Johnstone will lightly train 'Blue' over the turf heading into the International.
“I just hacked him today,” she said. “Tomorrow he will probably roughly do the same, just have a little hack around. On Thursday, David will be coming over and we might give him a bit more of a canter. We don't want to do too much with him when he's just travelled. And then Friday, we would like to give him a little bit of a breeze just to remind him what he's here for and then he will run on Saturday.”
Another Pattison Canadian International contender that arrived on the heels of the long weekend is Khan.
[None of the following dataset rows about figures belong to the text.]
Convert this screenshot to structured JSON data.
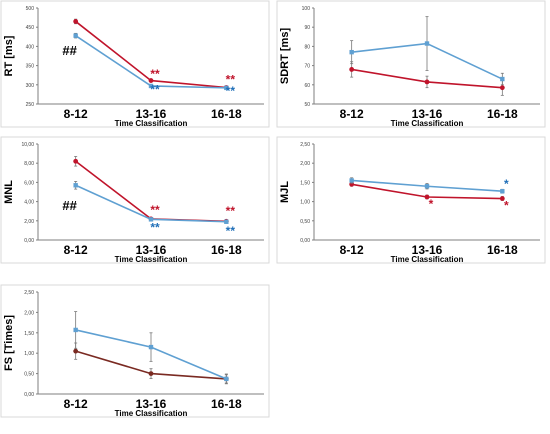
{
  "colors": {
    "red": "#c0142b",
    "blue": "#5fa0d2",
    "brown": "#7a2a22",
    "darkblue": "#1f6fb8",
    "black": "#000000"
  },
  "chart_data": [
    {
      "id": "rt",
      "type": "line",
      "categories": [
        "8-12",
        "13-16",
        "16-18"
      ],
      "xlabel": "Time Classification",
      "ylabel": "RT [ms]",
      "ylim": [
        250,
        500
      ],
      "yticks": [
        "250",
        "300",
        "350",
        "400",
        "450",
        "500"
      ],
      "series": [
        {
          "color": "red",
          "values": [
            465,
            311,
            293
          ],
          "err": [
            6,
            4,
            3
          ]
        },
        {
          "color": "blue",
          "values": [
            428,
            297,
            292
          ],
          "err": [
            6,
            3,
            3
          ]
        }
      ],
      "annotations": [
        {
          "text": "##",
          "category": 0,
          "y": 378,
          "color": "black",
          "size": 13
        },
        {
          "text": "**",
          "category": 1,
          "y": 318,
          "color": "red",
          "size": 12
        },
        {
          "text": "**",
          "category": 1,
          "y": 277,
          "color": "darkblue",
          "size": 12
        },
        {
          "text": "**",
          "category": 2,
          "y": 303,
          "color": "red",
          "size": 12
        },
        {
          "text": "**",
          "category": 2,
          "y": 273,
          "color": "darkblue",
          "size": 12
        }
      ]
    },
    {
      "id": "sdrt",
      "type": "line",
      "categories": [
        "8-12",
        "13-16",
        "16-18"
      ],
      "xlabel": "Time Classification",
      "ylabel": "SDRT [ms]",
      "ylim": [
        50,
        100
      ],
      "yticks": [
        "50",
        "60",
        "70",
        "80",
        "90",
        "100"
      ],
      "series": [
        {
          "color": "red",
          "values": [
            68,
            61.5,
            58.5
          ],
          "err": [
            4,
            3,
            4
          ]
        },
        {
          "color": "blue",
          "values": [
            77,
            81.5,
            63
          ],
          "err": [
            6,
            14,
            3
          ]
        }
      ],
      "annotations": []
    },
    {
      "id": "mnl",
      "type": "line",
      "categories": [
        "8-12",
        "13-16",
        "16-18"
      ],
      "xlabel": "Time Classification",
      "ylabel": "MNL",
      "ylim": [
        0,
        10
      ],
      "yticks": [
        "0,00",
        "2,00",
        "4,00",
        "6,00",
        "8,00",
        "10,00"
      ],
      "series": [
        {
          "color": "red",
          "values": [
            8.2,
            2.2,
            1.95
          ],
          "err": [
            0.5,
            0.15,
            0.15
          ]
        },
        {
          "color": "blue",
          "values": [
            5.7,
            2.15,
            1.9
          ],
          "err": [
            0.4,
            0.15,
            0.15
          ]
        }
      ],
      "annotations": [
        {
          "text": "##",
          "category": 0,
          "y": 3.1,
          "color": "black",
          "size": 13
        },
        {
          "text": "**",
          "category": 1,
          "y": 2.7,
          "color": "red",
          "size": 12
        },
        {
          "text": "**",
          "category": 1,
          "y": 0.9,
          "color": "darkblue",
          "size": 12
        },
        {
          "text": "**",
          "category": 2,
          "y": 2.6,
          "color": "red",
          "size": 12
        },
        {
          "text": "**",
          "category": 2,
          "y": 0.5,
          "color": "darkblue",
          "size": 12
        }
      ]
    },
    {
      "id": "mjl",
      "type": "line",
      "categories": [
        "8-12",
        "13-16",
        "16-18"
      ],
      "xlabel": "Time Classification",
      "ylabel": "MJL",
      "ylim": [
        0,
        2.5
      ],
      "yticks": [
        "0,00",
        "0,50",
        "1,00",
        "1,50",
        "2,00",
        "2,50"
      ],
      "series": [
        {
          "color": "red",
          "values": [
            1.45,
            1.12,
            1.08
          ],
          "err": [
            0.05,
            0.05,
            0.05
          ]
        },
        {
          "color": "blue",
          "values": [
            1.55,
            1.4,
            1.27
          ],
          "err": [
            0.07,
            0.07,
            0.05
          ]
        }
      ],
      "annotations": [
        {
          "text": "*",
          "category": 1,
          "y": 0.83,
          "color": "red",
          "size": 12
        },
        {
          "text": "*",
          "category": 2,
          "y": 1.35,
          "color": "darkblue",
          "size": 12
        },
        {
          "text": "*",
          "category": 2,
          "y": 0.8,
          "color": "red",
          "size": 12
        }
      ]
    },
    {
      "id": "fs",
      "type": "line",
      "categories": [
        "8-12",
        "13-16",
        "16-18"
      ],
      "xlabel": "Time Classification",
      "ylabel": "FS [Times]",
      "ylim": [
        0,
        2.5
      ],
      "yticks": [
        "0,00",
        "0,50",
        "1,00",
        "1,50",
        "2,00",
        "2,50"
      ],
      "series": [
        {
          "color": "brown",
          "values": [
            1.05,
            0.5,
            0.37
          ],
          "err": [
            0.2,
            0.12,
            0.1
          ]
        },
        {
          "color": "blue",
          "values": [
            1.57,
            1.15,
            0.37
          ],
          "err": [
            0.45,
            0.35,
            0.12
          ]
        }
      ],
      "annotations": []
    }
  ]
}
Coming off a stellar win in the Group 1 Preis von Europa in late September, the bay colt arrived with E.P Taylor contender and stablemate Sky Full of Stars.
Both horses, trained by Henk Grewe, made their way from Cologne to Canada via Amsterdam with assistant trainer Renata Beltermann and travelling lass Marina Fink.
While the Atlantic crossing was a first for both horses, Beltermann believes Khan handled the journey well.
“He is really relaxed,” she said. “He is a good travelling horse, he looks good and we will see on Saturday.”
The four-year-old bay colt has raced primarily across Germany in several Group 1 and 2 races since the spring. His impressive win in the Group 1 Preis von Europa last month, where the starters began without a starting gate and on a right-handed course, should be testament to the colt's versatility as well as staying power.
“On that day, it was raining and it was very soft ground and they had no chance to go for the gates on the racetrack. He loves soft ground. And that's what we hope that it can rain here – for soft ground. He is two classes better on soft ground.”
Meanwhile, his travelling companion, the four-year-old grey filly Sky Full of Stars, is not opposed to running on firmer ground in the 1 1/4-mile E.P. Taylor Stakes, the Grade 1, $500,000 stakes for fillies and mares which is the companion feature on Saturday's program.
Beltermann notes the filly is comfortable running on either a firm or yielding turf course.
Sky Full of Stars will face off against eight other competitors including French filly Golden Legend. Trained by H.F. Devin, the four-year-old bay made her way from France to Canada this week with assistant trainer Benoit Peyrot.
Golden Legend is fresh off a win in the Group 3 La Coupe de Maisons-Laffitt and Peyrot is quick to point out that she defeated males there.
“She won in front of Robin of Navan,” said Peyrot. “A good English horse, he won a Group 1 at two years old, he is very hard horse.”
Despite the long trek to Toronto, Peyrot is happy with how his charge has travelled.
Moreover, like his Euro counterparts, he acknowledges that turf conditions will also factor into her performance.
“She won when it was soft and she won when it's been hard, but she would prefer soft ground.”